February 19, 2008

The Future of Reputation: Gossip, Rumor, and Privacy on the Internet

Now this is a book I've got to read!

As anyone who's heard me speak recently, I'm thinking more and more about how the twin demons of attention and reputation are shaping our lives. It seems to me that we can use online attention to shape our online reputation and that this nebulous online reputation can shape the way things happen off-line.

It was Ricard Akerman's post several weeks ago on The Currencies of the Digital Realm that really crystallized these thoughts for me. As I've quoted in my last couple of presentations:

Attention is the first currency of the digital realm...
Reputation is the second currency of the digital realm...
To me this means that in the digital realm, you have to stop thinking that you're in the XYZ business...and start thinking that you're in the attention and reputation business.

And I think this is hugely important for libraries to be aware of. What we're really trying to do is build our reputations so we can get the attention of our faculty and students. Or are we using our reputations to get the attention of our patrons? Or is it a little of both? In a world where there are a million options for searching the scholarly literature, we need that edge to get our point of view heard.

So, what about The Future of Reputation: Gossip, Rumor, and Privacy on the Internet by Daniel J. Solove? From the author's web page, I can see that he has put the entire full text of the book online for free. Which is in itself a gambit to get our attention, to actually get us to read the book. Then, perhaps we'll buy it or invite him to speak at an event. Perhaps having a widely reviewed and commented upon book can help him build his academic reputation? It's all intermingled and cross-promoting.

The points he is trying to make are actually quite skeptical, worrying more about the damage to our reputations that can happen online rather than what we can do positively:
What information about you is available on the Internet?

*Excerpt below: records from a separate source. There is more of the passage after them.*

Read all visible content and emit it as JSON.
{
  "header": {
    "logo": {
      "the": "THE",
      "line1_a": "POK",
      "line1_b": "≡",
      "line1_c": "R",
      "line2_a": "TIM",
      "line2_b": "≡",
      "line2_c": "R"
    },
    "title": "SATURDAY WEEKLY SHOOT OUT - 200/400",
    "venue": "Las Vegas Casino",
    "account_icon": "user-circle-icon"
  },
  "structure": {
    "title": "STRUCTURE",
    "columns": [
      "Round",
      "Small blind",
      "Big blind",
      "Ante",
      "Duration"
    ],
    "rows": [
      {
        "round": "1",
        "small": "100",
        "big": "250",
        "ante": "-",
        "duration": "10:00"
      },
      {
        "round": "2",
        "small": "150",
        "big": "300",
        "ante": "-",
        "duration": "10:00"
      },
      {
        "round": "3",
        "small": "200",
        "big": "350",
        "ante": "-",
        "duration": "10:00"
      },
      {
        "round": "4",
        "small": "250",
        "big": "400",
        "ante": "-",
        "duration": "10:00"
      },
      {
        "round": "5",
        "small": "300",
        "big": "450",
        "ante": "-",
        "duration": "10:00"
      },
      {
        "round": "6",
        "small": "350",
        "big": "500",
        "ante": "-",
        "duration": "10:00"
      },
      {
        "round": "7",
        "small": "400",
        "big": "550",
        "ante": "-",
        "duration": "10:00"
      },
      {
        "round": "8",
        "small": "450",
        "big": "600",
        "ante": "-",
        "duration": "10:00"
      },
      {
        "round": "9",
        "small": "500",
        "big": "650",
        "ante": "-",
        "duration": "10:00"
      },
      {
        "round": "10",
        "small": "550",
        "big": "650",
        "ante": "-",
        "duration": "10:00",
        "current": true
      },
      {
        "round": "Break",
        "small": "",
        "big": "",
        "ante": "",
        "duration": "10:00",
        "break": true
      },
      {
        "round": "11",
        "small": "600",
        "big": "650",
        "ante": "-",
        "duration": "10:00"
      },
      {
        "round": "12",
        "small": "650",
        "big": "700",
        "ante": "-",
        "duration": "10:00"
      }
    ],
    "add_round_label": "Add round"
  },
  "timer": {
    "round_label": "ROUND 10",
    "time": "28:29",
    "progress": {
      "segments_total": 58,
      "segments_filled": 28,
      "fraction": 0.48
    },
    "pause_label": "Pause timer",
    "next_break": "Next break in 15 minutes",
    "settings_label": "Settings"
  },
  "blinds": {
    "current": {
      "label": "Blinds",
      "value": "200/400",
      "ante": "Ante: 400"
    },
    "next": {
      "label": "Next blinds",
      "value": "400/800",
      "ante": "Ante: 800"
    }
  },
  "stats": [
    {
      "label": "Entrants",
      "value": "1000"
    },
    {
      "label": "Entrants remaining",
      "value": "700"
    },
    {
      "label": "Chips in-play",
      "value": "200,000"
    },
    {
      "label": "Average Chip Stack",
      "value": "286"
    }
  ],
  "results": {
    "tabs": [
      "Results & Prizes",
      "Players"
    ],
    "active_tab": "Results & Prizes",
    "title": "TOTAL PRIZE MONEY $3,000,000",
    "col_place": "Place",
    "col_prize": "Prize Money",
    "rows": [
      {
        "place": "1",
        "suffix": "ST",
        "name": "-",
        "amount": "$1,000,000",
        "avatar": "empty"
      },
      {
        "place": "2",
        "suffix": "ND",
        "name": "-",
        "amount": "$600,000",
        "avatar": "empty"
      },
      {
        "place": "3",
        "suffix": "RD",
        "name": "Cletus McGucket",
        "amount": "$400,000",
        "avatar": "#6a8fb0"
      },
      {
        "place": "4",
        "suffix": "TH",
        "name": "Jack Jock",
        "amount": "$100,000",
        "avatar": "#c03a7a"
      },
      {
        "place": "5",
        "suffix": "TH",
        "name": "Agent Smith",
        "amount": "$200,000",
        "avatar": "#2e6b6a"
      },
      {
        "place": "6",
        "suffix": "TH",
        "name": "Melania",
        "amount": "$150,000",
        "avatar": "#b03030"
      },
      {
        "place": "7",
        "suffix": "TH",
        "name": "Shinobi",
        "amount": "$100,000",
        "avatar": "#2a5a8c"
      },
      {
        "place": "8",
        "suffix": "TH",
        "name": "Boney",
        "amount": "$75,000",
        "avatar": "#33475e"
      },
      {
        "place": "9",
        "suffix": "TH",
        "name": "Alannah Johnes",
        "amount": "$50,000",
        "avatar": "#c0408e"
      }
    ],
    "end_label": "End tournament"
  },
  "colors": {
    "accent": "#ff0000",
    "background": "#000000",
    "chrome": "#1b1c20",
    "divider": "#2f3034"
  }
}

What if it’s wrong, humiliating, or true but regrettable?

Will it ever go away?

Teeming with chatrooms, online discussion groups, and blogs, the Internet offers previously unimagined opportunities for personal expression and communication. But there’s a dark side to the story. A trail of information fragments about us is forever preserved on the Internet, instantly available in a Google search. A permanent chronicle of our private lives—often of dubious reliability and sometimes totally false—will follow us wherever we go, accessible to friends, strangers, dates, employers, neighbors, relatives, and anyone else who cares to look. This engrossing book, brimming with amazing examples of gossip, slander, and rumor on the Internet, explores the profound implications of the online collision between free speech and privacy.

Daniel Solove, an authority on information privacy law, offers a fascinating account of how the Internet is transforming gossip, the way we shame others, and our ability to protect our own reputations. Focusing on blogs, Internet communities, cyber mobs, and other current trends, he shows that, ironically, the unconstrained flow of information on the Internet may impede opportunities for self-development and freedom. Longstanding notions of privacy need review, the author contends: unless we establish a balance among privacy, free speech, and anonymity, we may discover that the freedom of the Internet makes us less free.

But it still looks to be an interesting and provocative book. Perhaps we're still waiting for a book to make the counter-argument, that the Web can be used to build and foster our reputation too. I have to admit, that Chris Anderson's upcoming book Free might just be what I'm waiting for.